Hello again! I hope you’ve been having a good day! If not, then don’t worry, it’ll get better. Just breathe and focus in the present. Don’t let your problems overwhelm you too much.

Yes, I really did write a poem about poetry. It was due to a spontaneous discussion that I brought up in the infamous writing class. For the majority of the class, we talked about what really defined a poem and in response, I decided to write this poem.

“Poetry”

What makes poetry, poetry, you ask?
And I would ask you back,
“Is it how it flows out of your mouth and into your ears like liquid gold?
Is it the beat of the words that sound to the heart driving the blood throughout the body?
Is it the way each individual word is placed, so it becomes art?
Is it how it brings you to a feeling you’ve never felt before, but it still feels right?
Is it when your head explodes and you don’t have time to pick up the pieces?”
You would furrow your brows and frown.
You walk away with something intangible.
You sit at your desk with your hand poised with a pen
and you place the intangible into
something more tangible and
that is poetry.

I wrote this poem like someone is having a conversation with me although as I go through the questions, it seems like a one-sided conversation. All these questions are analogies of how I think poetry should feel. Gold is pretty valuable and to have it flow through your ears and mouth can be both rewarding and painful. Imagine molten gold pouring through you. It would kill you and I suppose poetry can have that effect on someone if the subject of the poem is that truthful. I also compare it to the heart which is a vital organ as to suggest that poetry is vital to life. In the third question, I ask if each word has its own purpose in the poem just like how each brushstroke is important to a painting or how each carving is important to the sculpture. You could put in the word, forever, but you could also put in the word, perpetual. Even though the meanings is similar, it would change the tone of the piece.

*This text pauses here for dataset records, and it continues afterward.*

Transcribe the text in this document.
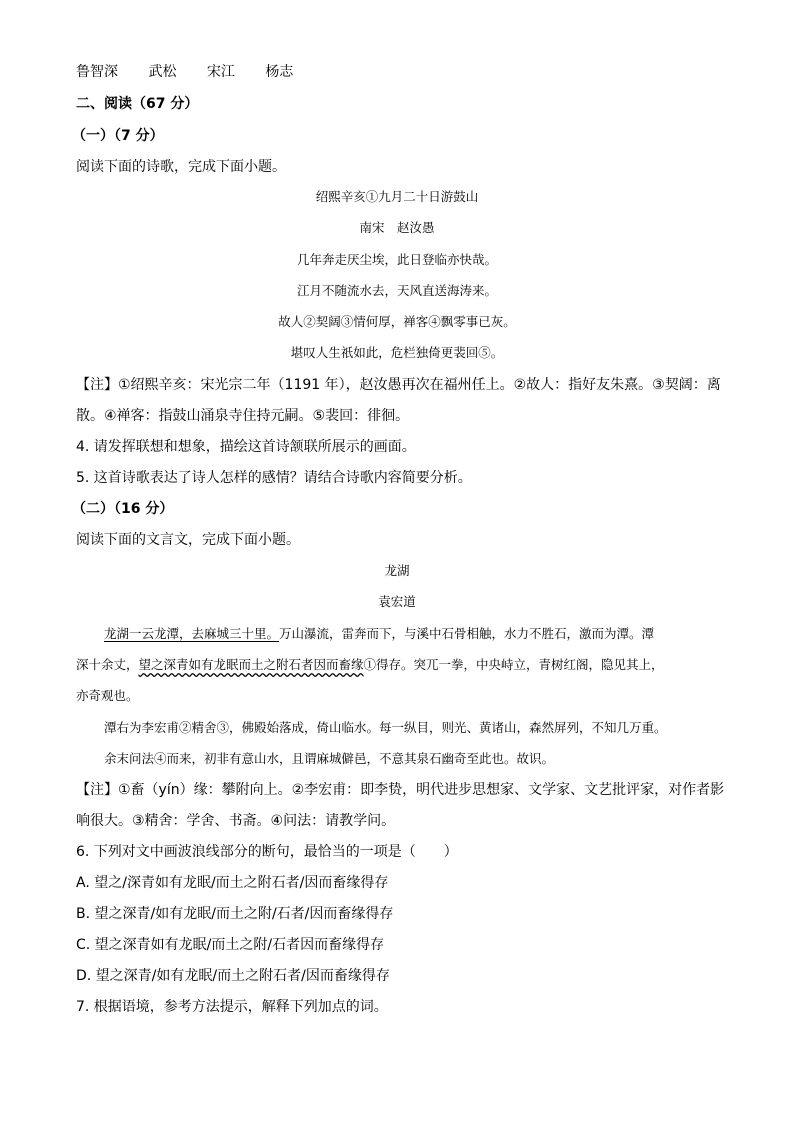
鲁智深 武松 宋江 杨志
二、阅读（67 分）
（一）（7 分）
阅读下面的诗歌，完成下面小题。
绍熙辛亥①九月二十日游鼓山
南宋　赵汝愚
几年奔走厌尘埃，此日登临亦快哉。
江月不随流水去，天风直送海涛来。
故人②契阔③情何厚，禅客④飘零事已灰。
堪叹人生祇如此，危栏独倚更裴回⑤。
【注】①绍熙辛亥：宋光宗二年（1191 年），赵汝愚再次在福州任上。②故人：指好友朱熹。③契阔：离
散。④禅客：指鼓山涌泉寺住持元嗣。⑤裴回：徘徊。
4. 请发挥联想和想象，描绘这首诗颔联所展示的画面。
5. 这首诗歌表达了诗人怎样的感情？请结合诗歌内容简要分析。
（二）（16 分）
阅读下面的文言文，完成下面小题。
龙湖
袁宏道
龙湖一云龙潭，去麻城三十里。万山瀑流，雷奔而下，与溪中石骨相触，水力不胜石，激而为潭。潭
深十余丈，望之深青如有龙眠而土之附石者因而畜缘①得存。突兀一拳，中央峙立，青树红阁，隐见其上，
亦奇观也。
潭右为李宏甫②精舍③，佛殿始落成，倚山临水。每一纵目，则光、黄诸山，森然屏列，不知几万重。
余末问法④而来，初非有意山水，且谓麻城僻邑，不意其泉石幽奇至此也。故识。
【注】①畜（yín）缘：攀附向上。②李宏甫：即李贽，明代进步思想家、文学家、文艺批评家，对作者影
响很大。③精舍：学舍、书斋。④问法：请教学问。
6. 下列对文中画波浪线部分的断句，最恰当的一项是（　　）
A. 望之/深青如有龙眠/而土之附石者/因而畜缘得存
B. 望之深青/如有龙眠/而土之附/石者/因而畜缘得存
C. 望之深青如有龙眠/而土之附/石者因而畜缘得存
D. 望之深青/如有龙眠/而土之附石者/因而畜缘得存
7. 根据语境，参考方法提示，解释下列加点的词。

Have you ever gone to a place and you just knew that you belonged there even though you have never been there before? It just feels like home even though it is clearly not the home you’re familiar with.  I suppose with my fourth question, it’s to invoke that feeling. You read that piece and you just know that all the words are in the right places and the rhythm is right. I can say that that feeling is one of the most satisfactory feelings for a writer.

I jump back to the fact that poems can be very impacting and powerful with the fifth question when you’re mind-blown. After reading some poems, the ending meaning is so powerful, you sit back and realize what the poem was saying. This can also happen with a novel. You don’t have time to pick up the pieces of your brain because you’re still in awe of the poem. This question was a little graphic, but in class, we talked about how poems can be mind-blowing and I took that metaphor and made it literal.

The conversation continues with your reaction and no dialogue from your side. I don’t actually answer the very first question of what makes poetry poetry. Instead, I just give sort of an answer to what I poem could be when it could be many things. Poems don’t have to be in a specific structure or have intricate words and analogies. I think the main thing with poetry is feeling and whether you would call it a poem. Just like how you would call yourself a writer. If you write, then you’re a writer. If you think that what you write fits your definition of a poem, then it’s a poem.

And so, that is the end of my poetry breakdown this week. I hope you liked it and that it helped you understand the poem. What do you think makes poetry poetry?